Voltei para casa, com um sorriso no rosto por estar com possibilidades de viver dignamente de novo (ou quase). Mas levaria minhas propostas adiante. E novamente afastei todos de mim. Na verdade, esse “todos” eram pouquíssimas pessoas. Fui descobrindo, ao longo desse tempo de convivência com o Crohn, que raras pessoas estavam dispostas a ajudar efetivamente, na prática. Amigos de internet não existiam mais para mim. E amigos “reais” não tinha muitos.

Coloquei todos os meus papéis em dia. É estranho e difícil explicar o que se passava comigo e sei que alguns não entenderão, mas me preparava para o que achava ser inevitável em algum momento muito próximo: meu desencarne. Não estava pessimista nem desejando morrer, apenas tinha isso gritando dentro de mim. E fui ficando “falsa” com as pessoas que se aproximavam de mim, demonstrando otimismo e resistência sempre, mas não estava assim por dentro. Estava cansada daquilo tudo. Se com 37 anos já tinha passado por tudo isso e ainda não podia dar rumo na vida, o que seria de mim com dez anos a mais? Um estorvo para minha filha? Não, definitivamente não queria isso. Nem prá mim e nem prá ela. E passei algum tempo assim...

*****************************

4 comentários:

Mariana disse...

O que dizer de vc flor? É uma guerreira sim!!! Entendo vc.... e muitas etapas do q vc contou me fez pensar, principalmente qdo vc disse "Vejam bem, eu estava em um ciclo pessimista e não conseguia enxergar um futuro, quanto mais um futuro bom." Imagino q diante desses problemas é dificil ter apenas pensamentos positivos, não deve ser nada facil, mas eu queria lhe dizer q independente de td creio q seu futuro será sempre bom... aqui ou depois... O importante é q vc n esta se entregando aos problemas, vc esta usando as aflições p ajudar e evoluir espiritualmente e isso conta muito, a vc meu OBRIGADA!!!!

Prof. Msc. Paulo S. L. Santos (Paulo Montanha) disse...
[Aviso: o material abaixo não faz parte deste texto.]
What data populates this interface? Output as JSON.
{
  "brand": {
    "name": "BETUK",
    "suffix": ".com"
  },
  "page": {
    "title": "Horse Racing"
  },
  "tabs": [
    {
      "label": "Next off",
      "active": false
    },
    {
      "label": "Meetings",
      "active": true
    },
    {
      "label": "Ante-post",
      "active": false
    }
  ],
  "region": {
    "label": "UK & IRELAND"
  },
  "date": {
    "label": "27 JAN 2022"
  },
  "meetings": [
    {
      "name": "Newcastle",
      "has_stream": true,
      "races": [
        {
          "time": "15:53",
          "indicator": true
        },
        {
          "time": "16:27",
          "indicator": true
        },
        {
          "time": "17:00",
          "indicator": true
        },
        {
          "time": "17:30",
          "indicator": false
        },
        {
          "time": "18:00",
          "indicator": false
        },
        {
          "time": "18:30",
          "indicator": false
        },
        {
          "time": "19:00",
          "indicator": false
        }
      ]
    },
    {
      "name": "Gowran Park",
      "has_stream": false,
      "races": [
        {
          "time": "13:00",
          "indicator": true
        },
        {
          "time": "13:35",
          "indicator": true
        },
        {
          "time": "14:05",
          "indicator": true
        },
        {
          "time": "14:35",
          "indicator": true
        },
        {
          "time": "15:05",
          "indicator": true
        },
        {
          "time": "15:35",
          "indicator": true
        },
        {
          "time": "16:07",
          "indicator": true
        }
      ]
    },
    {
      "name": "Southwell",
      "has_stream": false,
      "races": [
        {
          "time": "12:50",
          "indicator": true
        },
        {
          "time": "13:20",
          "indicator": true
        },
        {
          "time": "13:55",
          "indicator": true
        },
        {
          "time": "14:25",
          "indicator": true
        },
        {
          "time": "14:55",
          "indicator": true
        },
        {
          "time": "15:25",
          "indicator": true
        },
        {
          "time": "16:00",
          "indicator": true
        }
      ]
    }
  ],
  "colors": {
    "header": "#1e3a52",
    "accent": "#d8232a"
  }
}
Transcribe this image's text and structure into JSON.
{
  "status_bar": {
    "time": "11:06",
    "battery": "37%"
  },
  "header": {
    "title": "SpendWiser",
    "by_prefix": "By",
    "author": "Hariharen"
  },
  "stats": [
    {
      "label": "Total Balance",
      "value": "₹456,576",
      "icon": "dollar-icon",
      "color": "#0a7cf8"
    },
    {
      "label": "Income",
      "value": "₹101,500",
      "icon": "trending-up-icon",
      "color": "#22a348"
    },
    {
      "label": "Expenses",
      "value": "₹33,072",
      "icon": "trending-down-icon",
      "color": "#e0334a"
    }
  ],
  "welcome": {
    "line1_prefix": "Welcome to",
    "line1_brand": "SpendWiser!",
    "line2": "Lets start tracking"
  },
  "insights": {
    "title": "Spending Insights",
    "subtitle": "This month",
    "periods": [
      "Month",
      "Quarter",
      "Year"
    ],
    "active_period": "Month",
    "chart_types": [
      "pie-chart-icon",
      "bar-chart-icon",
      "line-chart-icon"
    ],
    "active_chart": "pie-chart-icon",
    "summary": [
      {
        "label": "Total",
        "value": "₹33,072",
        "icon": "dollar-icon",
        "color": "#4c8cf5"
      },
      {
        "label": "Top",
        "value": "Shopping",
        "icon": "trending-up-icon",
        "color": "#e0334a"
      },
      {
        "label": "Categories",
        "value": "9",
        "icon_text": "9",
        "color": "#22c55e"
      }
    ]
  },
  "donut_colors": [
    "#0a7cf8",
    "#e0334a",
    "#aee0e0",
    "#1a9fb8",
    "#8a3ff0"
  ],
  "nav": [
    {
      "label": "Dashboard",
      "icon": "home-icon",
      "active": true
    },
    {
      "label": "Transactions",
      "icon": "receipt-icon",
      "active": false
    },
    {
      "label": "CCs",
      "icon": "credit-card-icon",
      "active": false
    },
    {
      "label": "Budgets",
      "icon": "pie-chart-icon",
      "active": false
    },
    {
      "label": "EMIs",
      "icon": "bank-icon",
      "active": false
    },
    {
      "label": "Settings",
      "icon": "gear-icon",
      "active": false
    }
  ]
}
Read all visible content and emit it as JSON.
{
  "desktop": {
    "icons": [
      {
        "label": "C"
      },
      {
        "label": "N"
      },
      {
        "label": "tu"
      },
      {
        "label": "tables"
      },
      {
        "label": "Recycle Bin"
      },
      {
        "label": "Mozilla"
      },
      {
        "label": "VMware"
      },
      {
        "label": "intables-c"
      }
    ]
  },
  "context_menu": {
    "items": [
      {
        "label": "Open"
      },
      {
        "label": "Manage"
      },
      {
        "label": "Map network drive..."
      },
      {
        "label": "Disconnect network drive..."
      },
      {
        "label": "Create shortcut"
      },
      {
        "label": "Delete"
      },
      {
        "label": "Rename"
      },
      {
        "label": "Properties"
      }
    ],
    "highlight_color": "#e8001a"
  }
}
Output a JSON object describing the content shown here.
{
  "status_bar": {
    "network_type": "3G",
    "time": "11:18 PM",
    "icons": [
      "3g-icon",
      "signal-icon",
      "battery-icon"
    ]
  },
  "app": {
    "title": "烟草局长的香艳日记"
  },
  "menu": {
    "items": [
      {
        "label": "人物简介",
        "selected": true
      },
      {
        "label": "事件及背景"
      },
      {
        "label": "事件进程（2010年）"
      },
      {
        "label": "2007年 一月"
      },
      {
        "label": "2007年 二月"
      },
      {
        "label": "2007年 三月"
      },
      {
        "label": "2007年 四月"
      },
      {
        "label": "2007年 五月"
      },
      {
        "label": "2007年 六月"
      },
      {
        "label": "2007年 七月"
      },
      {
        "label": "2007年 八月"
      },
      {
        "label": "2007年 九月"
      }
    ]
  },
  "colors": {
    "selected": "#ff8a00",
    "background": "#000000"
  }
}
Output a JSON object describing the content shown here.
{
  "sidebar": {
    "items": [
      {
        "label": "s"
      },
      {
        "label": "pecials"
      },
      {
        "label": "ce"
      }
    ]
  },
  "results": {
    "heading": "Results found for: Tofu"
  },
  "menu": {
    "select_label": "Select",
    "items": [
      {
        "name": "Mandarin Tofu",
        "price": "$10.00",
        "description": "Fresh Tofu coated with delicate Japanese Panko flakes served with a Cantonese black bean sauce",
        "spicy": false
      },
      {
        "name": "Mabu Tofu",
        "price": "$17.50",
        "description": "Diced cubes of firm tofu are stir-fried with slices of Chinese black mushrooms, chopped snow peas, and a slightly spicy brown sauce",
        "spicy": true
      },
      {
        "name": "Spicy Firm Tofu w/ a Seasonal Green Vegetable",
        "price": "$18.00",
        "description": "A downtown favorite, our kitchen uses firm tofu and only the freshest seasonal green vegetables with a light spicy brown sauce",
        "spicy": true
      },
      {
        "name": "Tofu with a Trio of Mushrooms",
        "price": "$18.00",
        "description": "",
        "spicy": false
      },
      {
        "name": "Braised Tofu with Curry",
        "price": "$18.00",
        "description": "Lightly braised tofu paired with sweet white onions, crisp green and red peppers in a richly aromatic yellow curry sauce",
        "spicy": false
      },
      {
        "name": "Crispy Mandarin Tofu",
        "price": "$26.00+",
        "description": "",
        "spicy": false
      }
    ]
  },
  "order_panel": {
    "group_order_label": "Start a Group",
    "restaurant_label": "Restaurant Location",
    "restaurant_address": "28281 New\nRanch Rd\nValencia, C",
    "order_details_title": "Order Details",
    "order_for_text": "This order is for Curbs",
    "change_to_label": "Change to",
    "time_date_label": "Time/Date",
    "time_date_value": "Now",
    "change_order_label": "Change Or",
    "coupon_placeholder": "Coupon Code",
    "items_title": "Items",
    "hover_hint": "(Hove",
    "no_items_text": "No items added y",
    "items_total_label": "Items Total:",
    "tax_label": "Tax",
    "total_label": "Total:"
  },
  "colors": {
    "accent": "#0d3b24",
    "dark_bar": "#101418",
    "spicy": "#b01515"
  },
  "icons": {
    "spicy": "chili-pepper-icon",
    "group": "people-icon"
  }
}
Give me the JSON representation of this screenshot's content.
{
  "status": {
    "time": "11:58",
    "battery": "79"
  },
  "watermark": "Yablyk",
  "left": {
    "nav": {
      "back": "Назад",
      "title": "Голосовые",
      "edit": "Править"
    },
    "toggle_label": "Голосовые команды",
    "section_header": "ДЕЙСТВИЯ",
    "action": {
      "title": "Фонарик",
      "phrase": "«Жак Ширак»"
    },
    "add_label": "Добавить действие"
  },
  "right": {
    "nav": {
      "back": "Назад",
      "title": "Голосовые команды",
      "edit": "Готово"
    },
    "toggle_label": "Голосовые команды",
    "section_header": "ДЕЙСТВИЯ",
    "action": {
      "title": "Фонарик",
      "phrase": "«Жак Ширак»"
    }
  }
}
Tem cura para o problema de Tromose na perna?

qual o tempo de recuperação?

meu e-mail:
paulomontanha1@hotmail.com

JEANINE AMARAL disse...

olá, eu sou Jeanine e meu marido há dois meses atras foi diagnosticado com Crohn, e ele fez uma ileostomia que segundo os medicos é reversivel. Me desculpe escrever em seu blog, eu estou a procura de pessoas que possam nos entender e nos aconselhar sobre isso. Pelo que vi nesse artigo que vc escreveu, vc está se sentindo fragil diante de tudo e só, sabe, eu amo demais meu marido e quero muiiito apoia-lo, e assim como vc ele se sente só apesar das minhas insistecias em demostrar que estou com ele pro que der e vier. Estou um pouco perdida em como ajuda-lo nesse momento de dor e solidão dele,ele diz que eu nao posso ajuda-lo pq nao faço a minima ideia do que ele passa, mas eu o amo e quero nao sei como que ele se sinta apoiado e amado por mim. qual seria a sua sugestão para mim?

Leca Castro disse...

Jeanine,

é dificil pro ostomizado aceitar ter um companheiro, pois é muito desagradavel usar uma bolsa na barriga e lidar com suas fezes tão de perto várias vezes ao dia. Tente aproximar-se mais fisicamente, fazer caricias, retomar a vida sexual. Isso costuma dar mais auto confiança ao ostomizado. boa sorte!